Regeneron Pharmaceuticals v. Kymab
On June 24, the UK Supreme Court issued a ruling in Regeneron Pharmaceuticals Inc. v. Kymab Ltd.: the UK's highest court sustained an appeal against the validity of Regeneron patent claims for failing the sufficiency requirement in UK patent law on enablement. The court held that a patent owner could not claim patent protection if a product could not have been sufficiently enabled at the time of the patent's priority date because of technical advances taking place since the priority date.

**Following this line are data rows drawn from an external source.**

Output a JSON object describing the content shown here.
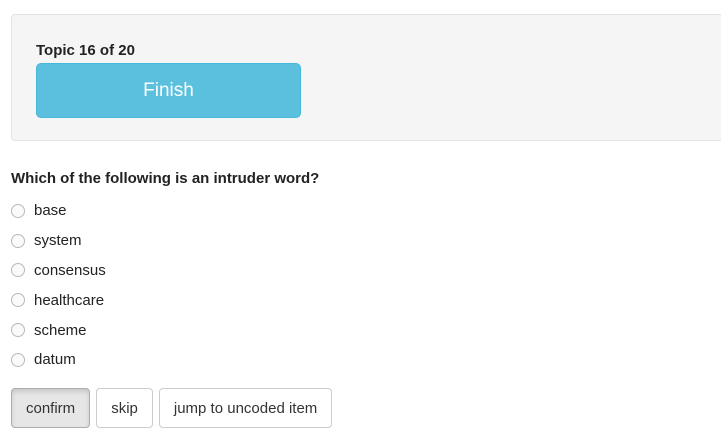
{
  "progress": {
    "label": "Topic 16 of 20",
    "finish_label": "Finish"
  },
  "question": {
    "text": "Which of the following is an intruder word?",
    "options": [
      {
        "label": "base",
        "selected": false
      },
      {
        "label": "system",
        "selected": false
      },
      {
        "label": "consensus",
        "selected": false
      },
      {
        "label": "healthcare",
        "selected": false
      },
      {
        "label": "scheme",
        "selected": false
      },
      {
        "label": "datum",
        "selected": false
      }
    ]
  },
  "actions": {
    "confirm_label": "confirm",
    "skip_label": "skip",
    "jump_label": "jump to uncoded item"
  },
  "colors": {
    "finish_button": "#5bc0de",
    "panel_background": "#f5f5f5"
  }
}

In this case, Kymab asserted that Regeneron's patent claims covering a mouse-human hybrid antibody gene structure for implantation into mice were not sufficiently enabled by the priority date to cover the use of that structure with immunological genetic improvements developed after Regeneron's invention. The Supreme Court overturned the Court of Appeal's ruling, which had upheld Regeneron's claims after finding that limiting the patentee to products that could have been immediately made with the invention unfairly deprived the patentee of the reward from the application of the invention to future products.
Nike v. Adidas
Though the Supreme Court is the most potent judicial tribunal in the U.S., that court has primarily passed on granting recent petitions for certiorari to take up patent cases this year. This has left the U.S. Court of Appeals for the Federal Circuit as the most important court for interpreting U.S. patent law during the first half of 2020. For example, while the Supreme Court's Thryv decision said that PTAB institution decisions were nonappealable for challenges related to the Section 315(b) one-year time bar, the Federal Circuit has played a very important role in expanding that ruling through decisions like ESIP Series 2, LLC v. Puzhen Life USA, LLC issued this May.
In particular, the Federal Circuit has issued several decisions on procedural aspects of patent validity trials conducted at the PTAB. On April 9, the Federal Circuit issued a ruling in Nike, Inc. v. Adidas AG, which found that the PTAB may sua sponte, without relying on any patentability arguments raised by a petitioner challenging patent claims. Although the Federal Circuit supported the PTAB's discretion in rejecting proposed amended claims, this particular case was vacated and remanded. The PTAB was required to provide notice of its decision and an opportunity for patent owners to respond.
MTG v. Five Stars
On February 28, the Grand Panel of Japan's Intellectual Property High Court issued a ruling in MTG Co., Ltd. v. Five Stars Co. Ltd. There, Japan's highest IP court increased the damages award to the patent owner proving infringement using a new calculation model based on lost profits. In providing for damages in situations where exact monetary amounts are difficult to calculate, Japan's Patent Act allows courts to use the number of infringing products sold multiplied by the price paid by consumers for the infringing product. While the lower court held that the product price only covered the portion of the product's value contributed by the patented invention, the IPHC Grand Panel increased the potential damages award available to patent owners. It ruled that the damages calculation should consider the entire profits lost per sale and not just the portion attributable to the invention.